Jak figura znalazła się w Mogile? Badacze zauważają, że nie wiadomo, dla kogo przygotowano rzeźbę, ani czy miała ona rolę dewocyjną, czy też kolekcjonerską. Krakowscy eksperci zaznaczają, że krucyfiks nie jest uchwytny w żadnych źródłach pisanych, więc nie wiadomo, kiedy znalazł się w cysterskim opactwie. Nie można wykluczyć, że przeniesiono go tu po likwidacji w 1819 r. najstarszego w Małopolsce opactwa cysterskiego w Jędrzejowie - wiadomo bowiem, że Wit Stwosz wykonywał figury dla Mikołaja Odrowąża, opata z Jędrzejowa.
- Nie ma jednak głębszego sensu domyślanie się dróg, jakimi omawiane tu dzieło mogło trafić do obecnego miejsca przechowywania.
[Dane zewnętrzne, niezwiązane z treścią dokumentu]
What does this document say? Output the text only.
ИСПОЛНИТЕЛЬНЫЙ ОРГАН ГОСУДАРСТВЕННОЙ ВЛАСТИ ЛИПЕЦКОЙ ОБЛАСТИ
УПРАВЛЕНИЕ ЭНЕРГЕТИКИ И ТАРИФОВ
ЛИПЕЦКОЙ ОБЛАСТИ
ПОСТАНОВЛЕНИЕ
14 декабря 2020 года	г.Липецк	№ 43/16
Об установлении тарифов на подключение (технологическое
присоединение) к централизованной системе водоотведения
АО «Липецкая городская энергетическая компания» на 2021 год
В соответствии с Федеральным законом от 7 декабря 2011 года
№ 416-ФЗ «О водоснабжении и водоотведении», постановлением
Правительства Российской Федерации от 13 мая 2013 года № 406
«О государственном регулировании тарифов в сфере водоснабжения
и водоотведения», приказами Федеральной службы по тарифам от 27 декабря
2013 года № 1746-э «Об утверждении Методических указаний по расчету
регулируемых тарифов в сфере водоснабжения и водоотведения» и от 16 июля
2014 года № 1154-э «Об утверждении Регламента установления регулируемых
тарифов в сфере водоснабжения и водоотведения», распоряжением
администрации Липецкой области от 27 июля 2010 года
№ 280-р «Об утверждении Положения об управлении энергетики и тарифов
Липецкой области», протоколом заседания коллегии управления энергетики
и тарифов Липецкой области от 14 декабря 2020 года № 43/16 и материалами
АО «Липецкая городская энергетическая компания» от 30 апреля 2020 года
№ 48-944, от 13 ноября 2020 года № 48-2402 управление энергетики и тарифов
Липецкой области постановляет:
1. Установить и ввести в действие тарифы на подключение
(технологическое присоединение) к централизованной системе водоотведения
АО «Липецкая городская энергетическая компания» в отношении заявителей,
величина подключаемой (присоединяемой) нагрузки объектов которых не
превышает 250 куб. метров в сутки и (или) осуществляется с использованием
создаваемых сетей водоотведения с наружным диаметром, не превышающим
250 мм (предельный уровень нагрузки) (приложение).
Niemal dziewiętnaście lat działalności pracowni Wita Stwosza w Krakowie to czas wystarczająco długi, aby powstało w niej wiele dzieł drobnych, produkowanych "na rynek" albo też dla elitarnych, wyrobionych odbiorców, którzy nie tylko zdawali sobie sprawę z komplikacji zawartych w nich treści religijnych, lecz także czerpali przyjemność z ich posiadania i kontemplowania - kwitują badacze w "Biuletynie Historii Sztuki".
Rzeźba Stwosza przez lata nie zwracała większej uwagi
Jak to możliwe, że stojąc w zakrystii, krucyfiks tak długo umykał uwadze specjalistów?
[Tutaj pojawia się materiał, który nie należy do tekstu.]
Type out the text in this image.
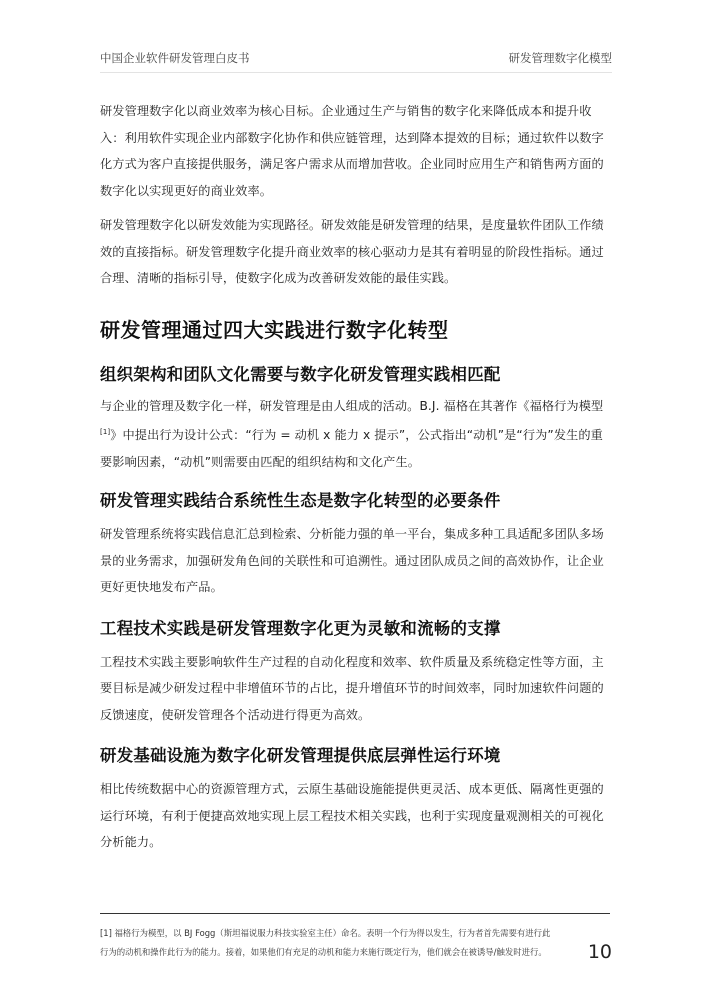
中国企业软件研发管理白皮书	研发管理数字化模型

研发管理数字化以商业效率为核心目标。企业通过生产与销售的数字化来降低成本和提升收入：利用软件实现企业内部数字化协作和供应链管理，达到降本提效的目标；通过软件以数字化方式为客户直接提供服务，满足客户需求从而增加营收。企业同时应用生产和销售两方面的数字化以实现更好的商业效率。

研发管理数字化以研发效能为实现路径。研发效能是研发管理的结果，是度量软件团队工作绩效的直接指标。研发管理数字化提升商业效率的核心驱动力是其有着明显的阶段性指标。通过合理、清晰的指标引导，使数字化成为改善研发效能的最佳实践。

研发管理通过四大实践进行数字化转型
组织架构和团队文化需要与数字化研发管理实践相匹配

与企业的管理及数字化一样，研发管理是由人组成的活动。B.J. 福格在其著作《福格行为模型[1]》中提出行为设计公式：“行为 = 动机 x 能力 x 提示”，公式指出“动机”是“行为”发生的重要影响因素，“动机”则需要由匹配的组织结构和文化产生。

研发管理实践结合系统性生态是数字化转型的必要条件

研发管理系统将实践信息汇总到检索、分析能力强的单一平台，集成多种工具适配多团队多场景的业务需求，加强研发角色间的关联性和可追溯性。通过团队成员之间的高效协作，让企业更好更快地发布产品。

工程技术实践是研发管理数字化更为灵敏和流畅的支撑

工程技术实践主要影响软件生产过程的自动化程度和效率、软件质量及系统稳定性等方面，主要目标是减少研发过程中非增值环节的占比，提升增值环节的时间效率，同时加速软件问题的反馈速度，使研发管理各个活动进行得更为高效。

研发基础设施为数字化研发管理提供底层弹性运行环境

相比传统数据中心的资源管理方式，云原生基础设施能提供更灵活、成本更低、隔离性更强的运行环境，有利于便捷高效地实现上层工程技术相关实践，也利于实现度量观测相关的可视化分析能力。

[1] 福格行为模型，以 BJ Fogg（斯坦福说服力科技实验室主任）命名。表明一个行为得以发生，行为者首先需要有进行此
行为的动机和操作此行为的能力。接着，如果他们有充足的动机和能力来施行既定行为，他们就会在被诱导/触发时进行。	10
- Ta rzeźba stała sobie niezauważona przez nikogo przez 50 lat. W zakrystii kościoła cystersów w Mogile, czyli teoretycznie w miejscu, gdzie powinna była być widziana wielokrotnie, zauważana przez historyków sztuki. No ale nie była. To ma swoje uzasadnienie w tym, że ona została ustawiona na meblach zakrystyjnych na tle okna. To okno, kiedy jest otwarte, a zawsze jest otwarte, sprawia, że krucyfiks niewielki jest widziany zawsze pod światło, więc właściwie jest taką czarną sylwetką Chrystusa na krzyżu, która nie zwraca uwagi - wyjaśniała w Radiu Kraków dr hab. Dobrosława Horzela.
Jednak nie tylko umiejscowienie figury mogło wpływać na to, że przez wiele lat nikt nie połączył jej z Witem Stwoszem:
- Być może przeoczenie to wynikało także z jej złego stanu zachowania. Wymaga on zrelacjonowania na wstępie, gdyż przekształcenia silnie warunkują odbiór dzieła. W przeszłości ręce Chrystusa uległy destrukcji, a pukle włosów i końcówki perizonium zostały połamane. Przyczyniło się do tego poważne osłabienie materiału przez drewnojady. W efekcie, w bliżej nieznanych okolicznościach podjęto decyzję o radykalnej renowacji, obejmującej przerzeźbienie pierwotnych partii figury, dodanie nowych elementów nieudolnie wyrzeźbionych w drewnie lipowym, a także zmianę kolorystyki - zaznaczają eksperci w artykule.
Jak podaje w komunikacie Uniwersytet Jagielloński, dzięki inicjatywie krakowskich badaczy nieznane dotąd dzieło Wita Stwosza zostało już wpisane do rejestru zabytków. Trwają starania o pozyskanie środków na konserwację rzeźby z opactwa w Mogile.